Detroit Fire Department Executive Fire Commissioner Donald Austin said he's proposing the city allow vacant buildings and homes to burn themselves out - but under conditions.
“We are in no way looking to 'let the city' burn, this is about saving lives and money,” Austin said. “My department is strapped, the budget is strapped, and it’s time to look at a new way of doing things.”
Austin, a former Los Angeles assistant fire chief, became head of Detroit fire operations last May.
Wide swaths of Detroit's once-teeming neighborhoods now consist of scattered occupied homes, surrounded by boarded-up structures, burned-out husks and weed-covered vacant lots.
One of Austin's proposals would allow vacant buildings to burn if they're more than 50 percent ablaze — as long as they're not a risk to inhabited structures and the weather is favorable.

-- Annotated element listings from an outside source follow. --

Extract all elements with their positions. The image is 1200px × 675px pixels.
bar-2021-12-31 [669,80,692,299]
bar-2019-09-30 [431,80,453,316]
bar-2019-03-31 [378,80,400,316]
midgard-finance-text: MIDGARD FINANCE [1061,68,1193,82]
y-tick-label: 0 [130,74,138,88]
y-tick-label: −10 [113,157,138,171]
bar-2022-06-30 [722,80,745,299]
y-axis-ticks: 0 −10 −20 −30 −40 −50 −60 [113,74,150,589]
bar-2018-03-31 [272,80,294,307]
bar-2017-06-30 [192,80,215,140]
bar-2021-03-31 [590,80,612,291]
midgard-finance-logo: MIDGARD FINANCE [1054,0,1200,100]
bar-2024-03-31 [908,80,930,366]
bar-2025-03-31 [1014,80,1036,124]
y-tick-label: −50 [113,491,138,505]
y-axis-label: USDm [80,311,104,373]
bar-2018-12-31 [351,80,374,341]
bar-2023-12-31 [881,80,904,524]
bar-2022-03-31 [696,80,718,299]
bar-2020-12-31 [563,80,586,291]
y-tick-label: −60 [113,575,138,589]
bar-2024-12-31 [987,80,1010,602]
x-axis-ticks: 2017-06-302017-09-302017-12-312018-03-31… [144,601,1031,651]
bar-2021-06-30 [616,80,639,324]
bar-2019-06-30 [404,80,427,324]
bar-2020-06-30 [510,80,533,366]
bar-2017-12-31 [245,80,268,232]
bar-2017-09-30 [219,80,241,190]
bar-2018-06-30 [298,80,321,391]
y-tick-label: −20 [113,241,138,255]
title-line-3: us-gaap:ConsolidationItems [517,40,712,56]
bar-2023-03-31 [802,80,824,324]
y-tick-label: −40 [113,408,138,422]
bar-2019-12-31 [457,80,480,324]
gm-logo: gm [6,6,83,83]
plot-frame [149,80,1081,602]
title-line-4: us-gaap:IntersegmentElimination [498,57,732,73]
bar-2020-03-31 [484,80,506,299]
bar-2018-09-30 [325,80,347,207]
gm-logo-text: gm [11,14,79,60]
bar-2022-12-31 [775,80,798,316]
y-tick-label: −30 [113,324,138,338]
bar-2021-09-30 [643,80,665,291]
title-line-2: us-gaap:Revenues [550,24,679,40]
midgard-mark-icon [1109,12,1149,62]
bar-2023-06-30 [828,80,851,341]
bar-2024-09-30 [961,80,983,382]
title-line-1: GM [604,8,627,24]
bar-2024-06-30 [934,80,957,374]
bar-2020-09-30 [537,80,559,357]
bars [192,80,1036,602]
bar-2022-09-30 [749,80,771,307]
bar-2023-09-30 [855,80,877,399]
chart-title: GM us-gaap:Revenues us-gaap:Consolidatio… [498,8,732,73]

Austin said about 40 to 60 percent of the fires in Detroit are in vacant structures.
Another proposal is to ask the U.S. Navy's construction division, the Seabees, to level 10,000 vacant and dilapidated homes.

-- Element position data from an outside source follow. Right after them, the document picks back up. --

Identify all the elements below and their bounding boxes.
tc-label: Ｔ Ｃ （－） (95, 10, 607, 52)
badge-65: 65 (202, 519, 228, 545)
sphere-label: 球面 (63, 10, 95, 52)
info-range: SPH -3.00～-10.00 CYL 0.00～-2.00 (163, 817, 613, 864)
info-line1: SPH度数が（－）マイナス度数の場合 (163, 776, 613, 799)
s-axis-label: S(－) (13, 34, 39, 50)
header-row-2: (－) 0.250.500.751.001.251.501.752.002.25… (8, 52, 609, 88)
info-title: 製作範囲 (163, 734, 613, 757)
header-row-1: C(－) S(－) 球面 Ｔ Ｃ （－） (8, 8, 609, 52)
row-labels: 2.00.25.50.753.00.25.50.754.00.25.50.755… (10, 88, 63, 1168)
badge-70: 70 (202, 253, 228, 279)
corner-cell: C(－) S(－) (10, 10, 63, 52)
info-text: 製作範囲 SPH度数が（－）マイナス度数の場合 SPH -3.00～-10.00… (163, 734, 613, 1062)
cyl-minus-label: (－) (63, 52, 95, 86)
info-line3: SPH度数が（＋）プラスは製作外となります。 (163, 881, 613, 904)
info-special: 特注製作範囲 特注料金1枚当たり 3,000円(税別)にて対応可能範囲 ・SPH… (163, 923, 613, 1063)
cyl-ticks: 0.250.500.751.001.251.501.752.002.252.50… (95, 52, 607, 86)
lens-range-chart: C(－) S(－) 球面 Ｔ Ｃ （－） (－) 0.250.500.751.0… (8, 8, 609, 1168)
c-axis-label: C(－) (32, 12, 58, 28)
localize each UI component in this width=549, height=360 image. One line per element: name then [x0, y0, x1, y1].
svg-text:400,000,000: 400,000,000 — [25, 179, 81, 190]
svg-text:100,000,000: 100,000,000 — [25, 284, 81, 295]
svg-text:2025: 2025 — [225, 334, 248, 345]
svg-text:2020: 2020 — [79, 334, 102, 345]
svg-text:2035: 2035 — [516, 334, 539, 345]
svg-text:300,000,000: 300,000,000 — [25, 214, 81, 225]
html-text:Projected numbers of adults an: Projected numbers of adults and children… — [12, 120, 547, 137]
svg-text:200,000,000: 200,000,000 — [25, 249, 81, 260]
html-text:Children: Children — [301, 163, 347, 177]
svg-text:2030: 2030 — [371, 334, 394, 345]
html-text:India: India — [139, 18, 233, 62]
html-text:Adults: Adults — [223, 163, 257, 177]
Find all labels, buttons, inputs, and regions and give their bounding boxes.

And a third is to create a demolition unit in the fire department, Austin said, using heavy equipment to level the remnants of newly burned buildings. The unit would be similar to a tractor company Austin created in Los Angeles to cut breaks around wildfires, maintain hillside fire roads and overhaul large industrial fires.
“As the commissioner, I need keep in the mind the best interest of my men and women and sending them into a vacant building to save a structure with no value is just too high risk,” Austin said.
Austin said he's trying to help the department grapple with a looming 15 percent budget cut. Detroit Mayor Dave Bing is making deep reductions to the 2012-13 budget, likely to be below this fiscal year's $183 million. Detroit is going through a state-monitored budget overhaul under a deal reached between Gov. Rick Snyder and city officials, an alternative to a state-appointed emergency manager.
Detroit stands out from other large U.S. cities and will need to take drastic steps to meet its service needs, he said.
"Name another city in the United States that lost 200,000 people in 10 years," said Austin, citing U.S. Census figures. "So we're in a unique position. And I believe it takes unique approaches to deal with situations that are not the norm."
Detroit Fire Fighters Association President Daniel McNamara said he opposes Austin's idea of letting vacant homes burn, unless they're on a predetermined demolition list, as is the case in Flint.
"If we could have that kind of communication, we wouldn't have this kind of discussion right now," McNamara said.